Apple and Google have also come down on the decentralized side of this debate — outting a joint effort last week for an API and later opt-in system-wide contacts tracing. The first version of their API is slated to be in developers’ hands next week.

Meanwhile, a coalition of nearly 300 academics signed an open letter at the start of this week warning that centralized systems risked surveillance creep — voicing support for decentralized protocols, such as DP-3T: Another contact tracing protocol that’s being developed by a separate European coalition which has been highly critical of PEPP-PT.

And while PEPP-PT claimed recently to have seven governments signed up to its approach, and 40 more in the pipeline, at least two of the claimed EU supporters (Switzerland and Spain) had actually said they will use a decentralized approach.

The coalition has also been losing support from a number of key research institutions which had initially backed its push for a “privacy-preserving” standard, as controversy around its intent and lack of transparency has grown.

Nonetheless, the two biggest EU economies, Germany and France, appear to be digging in behind a push to centralize proximity data — putting Apple in their sights.

Bloomberg reported earlier this week that the French government is pressurizing Apple to remove Bluetooth restrictions for its COVID-19 contacts tracing app which also relies on a “trusted authority” running a central server (we’ve covered the French ROBERT protocol in detail here).

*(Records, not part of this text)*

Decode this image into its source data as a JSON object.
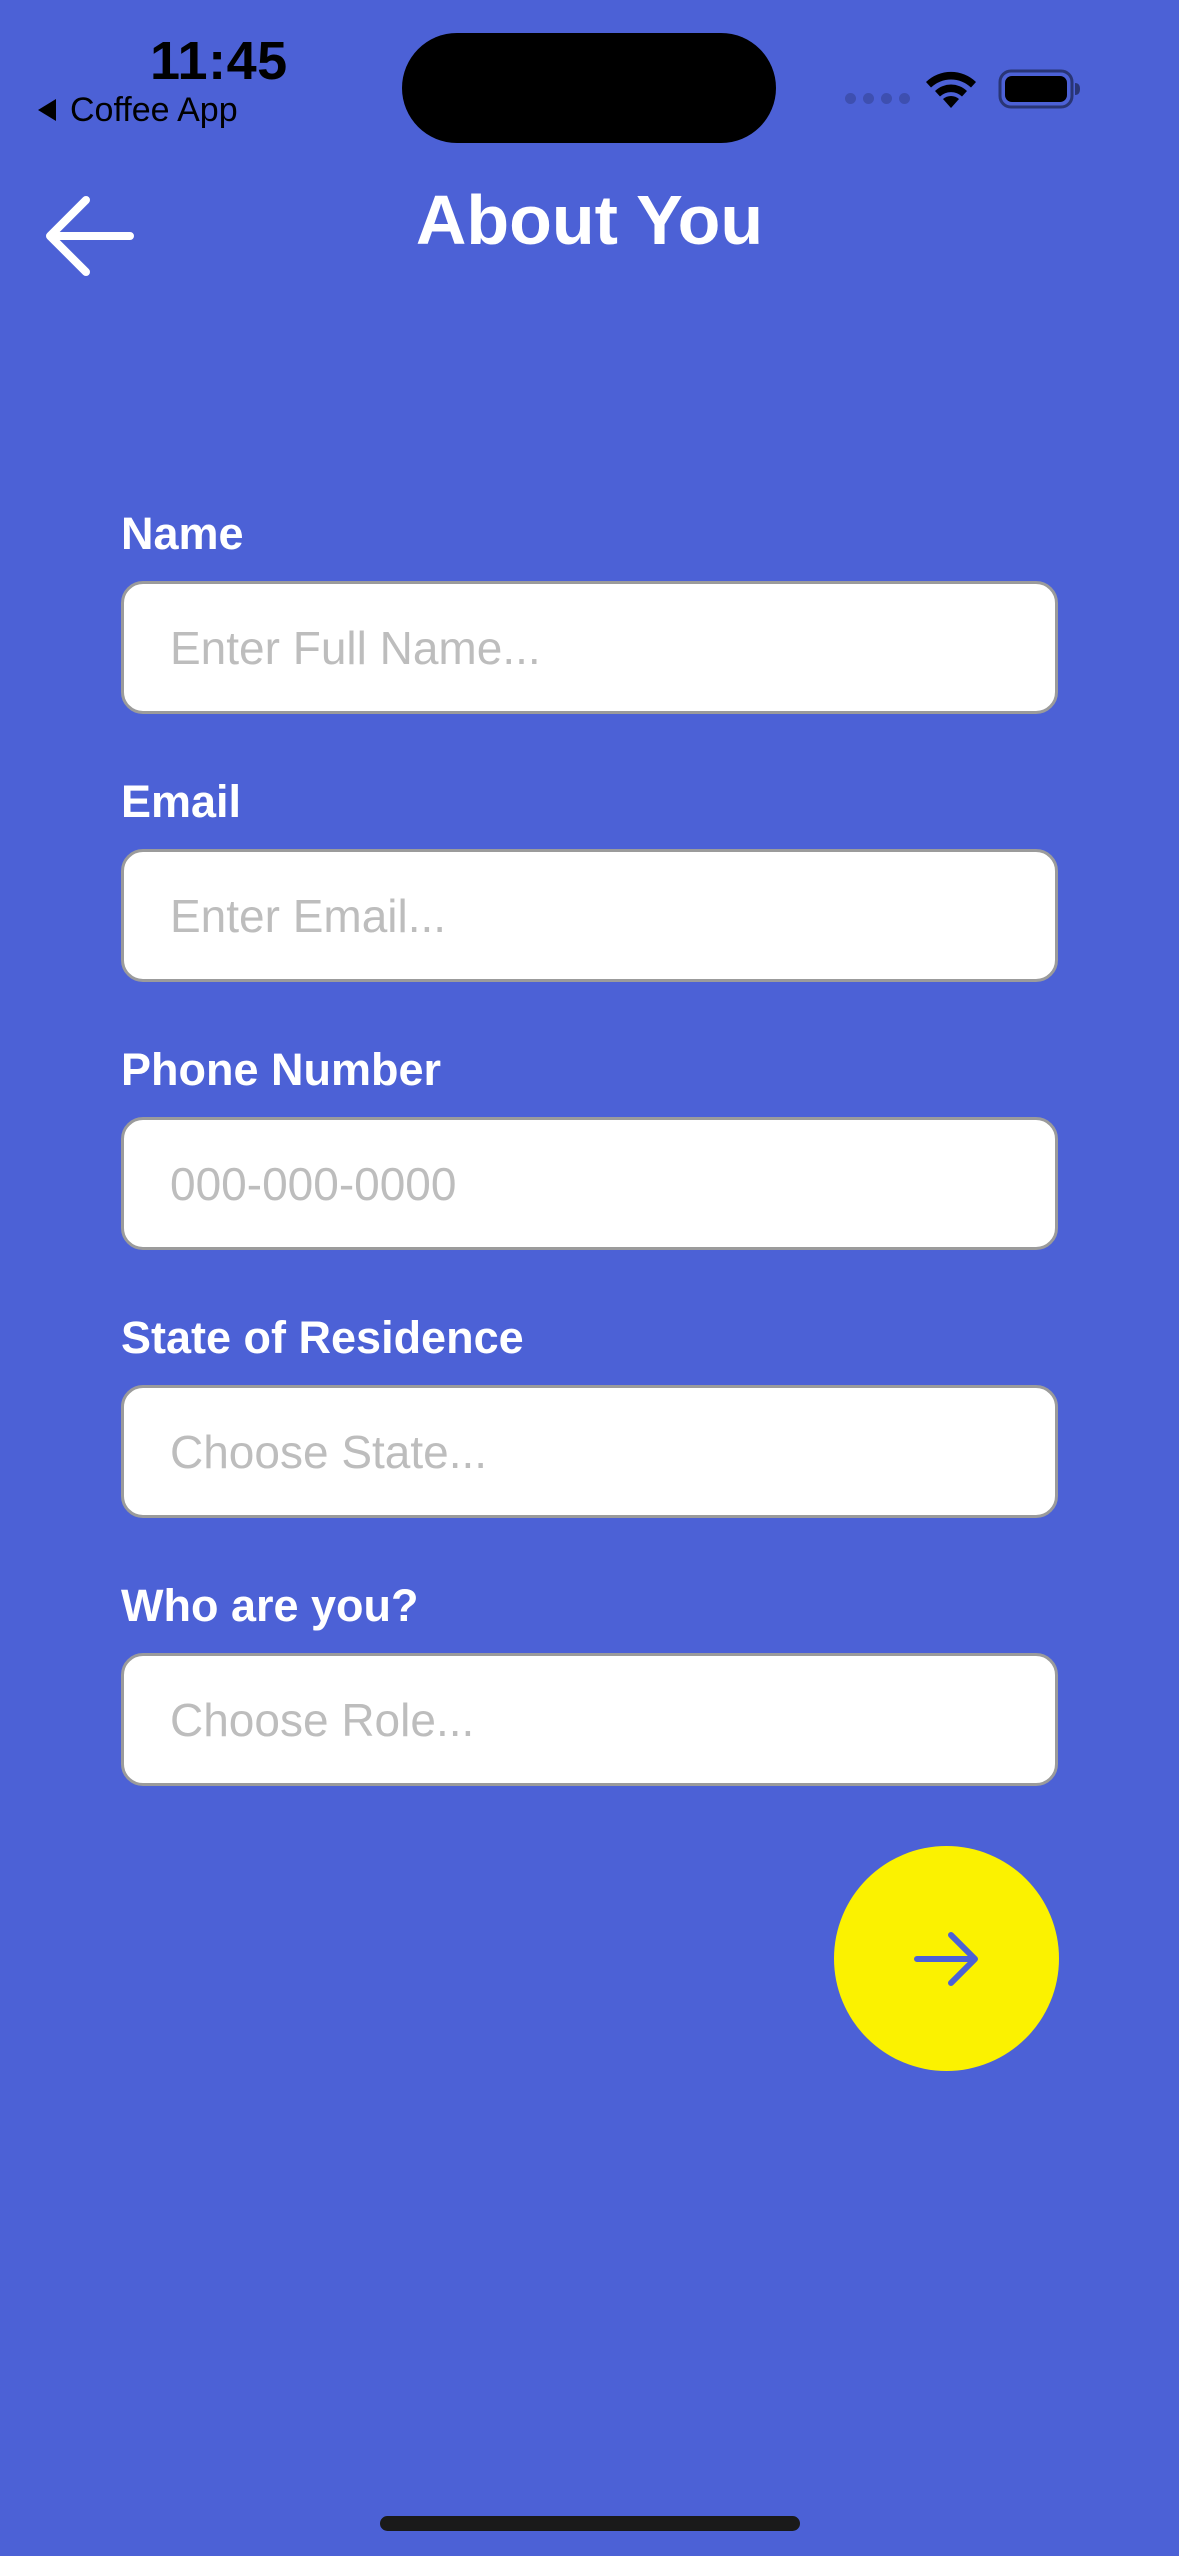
{
  "status_bar": {
    "time": "11:45",
    "back_app": "Coffee App"
  },
  "header": {
    "title": "About You",
    "back_icon": "arrow-left-icon"
  },
  "form": {
    "name": {
      "label": "Name",
      "placeholder": "Enter Full Name...",
      "value": ""
    },
    "email": {
      "label": "Email",
      "placeholder": "Enter Email...",
      "value": ""
    },
    "phone": {
      "label": "Phone Number",
      "placeholder": "000-000-0000",
      "value": ""
    },
    "state": {
      "label": "State of Residence",
      "placeholder": "Choose State...",
      "value": ""
    },
    "role": {
      "label": "Who are you?",
      "placeholder": "Choose Role...",
      "value": ""
    }
  },
  "next_button": {
    "icon": "arrow-right-icon"
  },
  "colors": {
    "background": "#4C61D6",
    "accent_button": "#FBF200",
    "text_light": "#FFFFFF",
    "placeholder": "#BDBDBD"
  }
}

It’s possible Germany and France are sticking to their centralized guns because of wider plans to pack more into these contacts tracing apps than simply Bluetooth-powered alerts — as suggested by the Fraunhofer document.

Access to data is another likely motivator.

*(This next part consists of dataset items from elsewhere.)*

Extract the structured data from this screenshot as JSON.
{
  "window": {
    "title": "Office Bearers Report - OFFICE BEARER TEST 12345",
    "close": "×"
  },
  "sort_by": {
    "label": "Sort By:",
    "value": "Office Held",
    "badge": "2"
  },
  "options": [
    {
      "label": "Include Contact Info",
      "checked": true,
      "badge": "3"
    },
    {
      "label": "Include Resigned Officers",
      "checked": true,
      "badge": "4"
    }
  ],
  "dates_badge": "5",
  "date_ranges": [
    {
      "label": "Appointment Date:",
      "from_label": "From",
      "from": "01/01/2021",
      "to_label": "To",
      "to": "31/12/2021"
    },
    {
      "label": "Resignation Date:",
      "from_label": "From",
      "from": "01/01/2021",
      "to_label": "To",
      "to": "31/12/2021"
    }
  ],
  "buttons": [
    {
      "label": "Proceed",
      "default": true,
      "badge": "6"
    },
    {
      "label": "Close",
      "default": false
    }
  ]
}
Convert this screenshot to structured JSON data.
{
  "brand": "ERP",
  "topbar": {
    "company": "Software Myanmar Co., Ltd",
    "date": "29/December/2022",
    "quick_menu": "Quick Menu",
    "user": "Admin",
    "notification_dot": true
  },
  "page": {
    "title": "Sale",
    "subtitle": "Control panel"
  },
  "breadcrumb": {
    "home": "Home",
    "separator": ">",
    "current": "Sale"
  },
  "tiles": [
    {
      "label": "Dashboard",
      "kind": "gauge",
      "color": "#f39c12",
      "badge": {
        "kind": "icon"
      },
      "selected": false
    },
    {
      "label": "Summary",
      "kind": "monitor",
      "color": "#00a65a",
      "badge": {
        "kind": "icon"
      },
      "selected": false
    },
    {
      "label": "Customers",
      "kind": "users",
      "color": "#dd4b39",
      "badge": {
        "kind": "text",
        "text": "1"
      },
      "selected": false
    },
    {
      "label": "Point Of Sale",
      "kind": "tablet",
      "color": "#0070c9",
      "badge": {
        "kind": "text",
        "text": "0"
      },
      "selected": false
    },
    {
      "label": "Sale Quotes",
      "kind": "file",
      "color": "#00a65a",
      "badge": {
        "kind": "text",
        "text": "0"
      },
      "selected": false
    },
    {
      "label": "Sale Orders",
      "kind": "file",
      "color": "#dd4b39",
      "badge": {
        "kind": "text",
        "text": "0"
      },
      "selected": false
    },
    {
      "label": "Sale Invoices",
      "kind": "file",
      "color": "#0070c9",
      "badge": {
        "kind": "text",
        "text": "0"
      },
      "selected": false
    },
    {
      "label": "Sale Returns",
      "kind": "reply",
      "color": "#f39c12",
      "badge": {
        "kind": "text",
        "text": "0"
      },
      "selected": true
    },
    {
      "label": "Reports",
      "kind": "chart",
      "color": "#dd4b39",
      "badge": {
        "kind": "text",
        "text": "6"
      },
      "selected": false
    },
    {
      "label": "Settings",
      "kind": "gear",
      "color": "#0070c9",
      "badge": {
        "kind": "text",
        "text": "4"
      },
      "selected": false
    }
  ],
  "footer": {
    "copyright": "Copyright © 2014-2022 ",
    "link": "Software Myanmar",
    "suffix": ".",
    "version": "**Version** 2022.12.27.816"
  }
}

“Only if research can access sufficiently valid data it is possible to create forecasts that are the basis for planning further steps against are the spread of the virus,” the institute goes on. (Though, as we’ve written before, the DP-3T decentralized protocol sets out a path for users to opt in to share proximity data for research purposes.)

Another strand that’s evident from the Fraunhofer PDF is sovereignty.

“Overall, the approach is based on the conviction that the state healthcare system must have sovereignty over which criteria, risk calculations, recommendations for action and feedback are in one such system,” it writes, adding: “In order to achieve the greatest possible usability on end devices on the market, technical cooperation with the targeted operating system providers, Google and Apple, is necessary.”

Apple and Google did not respond to requests for comment on whether they will be making any changes to their API as a result of French and German pressure.

Fraunhofer further notes that “full compatibility” between the German app and the centralized one being developed by French research institutes Inria and Inserm was achieved in the “past few weeks” — underlining that the two nations are leading this particular contacts tracing push.

In related news this week, Europe’s Data Protection Board (EDPB) put out guidance for developers of contacts tracing apps, which stressed an EU legal principle related to processing personal data that’s known as purpose limitation — warning that apps need to have purposes “specific enough to exclude further processing for purposes unrelated to the management of the COVID-19 health crisis (e.g., commercial or law enforcement purposes)”.

Which sounds a bit like the regulator drawing a line in the sand to warn states that might be tempted to turn contacts tracing apps into coronavirus immunity passports.

The EDPB also urged that “careful consideration” be given to data minimisation and data protection by design and by default — two other key legal principles baked into Europe’s General Data Protection Regulation, albeit with some flex during a public health emergency.

However the regulatory body took a pragmatic view on the centralization vs decentralization debate — saying both approaches are “viable” in a contacts tracing context, with the key caveat that “adequate security measures” must be in place.